L'accord unanime des ministres de l'Intérieur européens sur l'entrée de la Croatie dans l'espace Schengen a eu pour effet de supprimer les files d'attente de véhicules aux frontières hongroises et slovènes. Circuler librement dans ce vaste territoire de l'UE devrait aussi profiter au tourisme. En contrepartie, la Croatie doit assurer un contrôle rigoureux aux frontières extérieures de l'Europe, où la pression migratoire reste élevée (route des Balkans occidentaux).
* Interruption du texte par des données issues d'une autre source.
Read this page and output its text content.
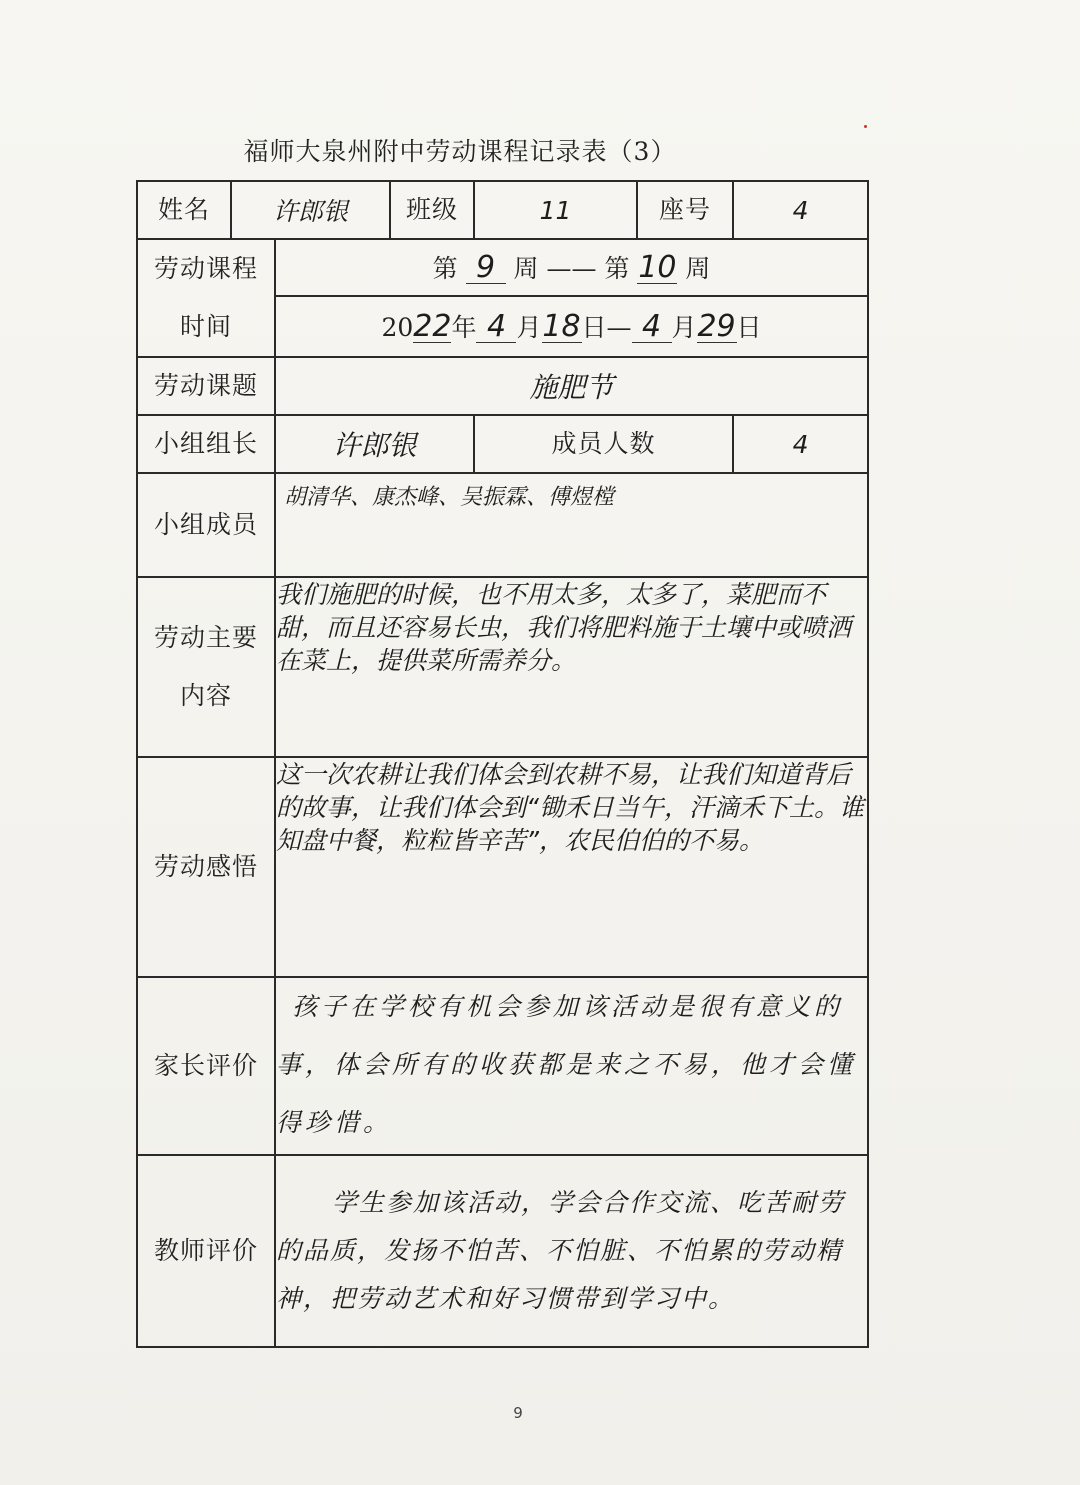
福师大泉州附中劳动课程记录表（3）
姓名	许郎银		班级	11	座号	4

劳动课程
时间		第 9 周 —— 第 10 周				
		2022年 4 月18日— 4 月29日				
劳动课题		施肥节				
小组组长		许郎银		成员人数		4
小组成员		胡清华、康杰峰、吴振霖、傅煜樘				

劳动主要
内容		我们施肥的时候，也不用太多，太多了，菜肥而不甜，而且还容易长虫，我们将肥料施于土壤中或喷洒在菜上，提供菜所需养分。				
劳动感悟		这一次农耕让我们体会到农耕不易，让我们知道背后的故事，让我们体会到“锄禾日当午，汗滴禾下土。谁知盘中餐，粒粒皆辛苦”，农民伯伯的不易。				
家长评价		孩子在学校有机会参加该活动是很有意义的事，体会所有的收获都是来之不易，他才会懂得珍惜。				
教师评价		学生参加该活动，学会合作交流、吃苦耐劳的品质，发扬不怕苦、不怕脏、不怕累的劳动精神，把劳动艺术和好习惯带到学习中。				
9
Elle doit aussi s'engager à plus de coopération policière afin de lutter contre la criminalité organisée ou le terrorisme.

L'adhésion complète à la zone euro apporte un changement monétaire majeur, qui est censé offrir des avantages économiques et financiers au pays mais elle comporte des risques de pressions inflationnistes. Une hausse des prix fut immédiatement ressentie dès sa mise en place (janvier 2023). Les commerçants, les opérateurs de télécommunications, les banques, l'hôtellerie, la restauration et globalement tous les services touristiques en ont profité pour gonfler leurs bénéfices, ce qui rend nostalgiques nombre de Croates. Pour rappel, la kuna, l'ancienne monnaie locale, fut supprimée puis réintroduite en 1994 afin de garantir l'autonomie monétaire du pays, suite à sa déclaration d'indépendance en 1991.

Le chômage des jeunes toujours préoccupant

Le taux de chômage, qui avoisinait les 9 % en pleine pandémie, est redescendu à 6,8 % en 2023. Il touche plus de 20 % des jeunes de moins de 25 ans. Conséquence, alors que la population vieillit, les jeunes Croates, diplômés ou pas, émigrent massivement, en Europe du Nord notamment. La plupart de ceux qui restent au pays souhaitent s'orienter ou se reconvertir dans le secteur tertiaire, les services du tourisme, alors que le revenu mensuel brut par habitant est de 1 162,39 €, avec de fortes disparités selon les régions. Dans les prévisions de l'Exécutif, une meilleure orientation de l'emploi, des retombées touristiques plus équitables et un probable allègement de l'imposition des revenus devaient soutenir la consommation des ménages et redonner confiance en l'avenir.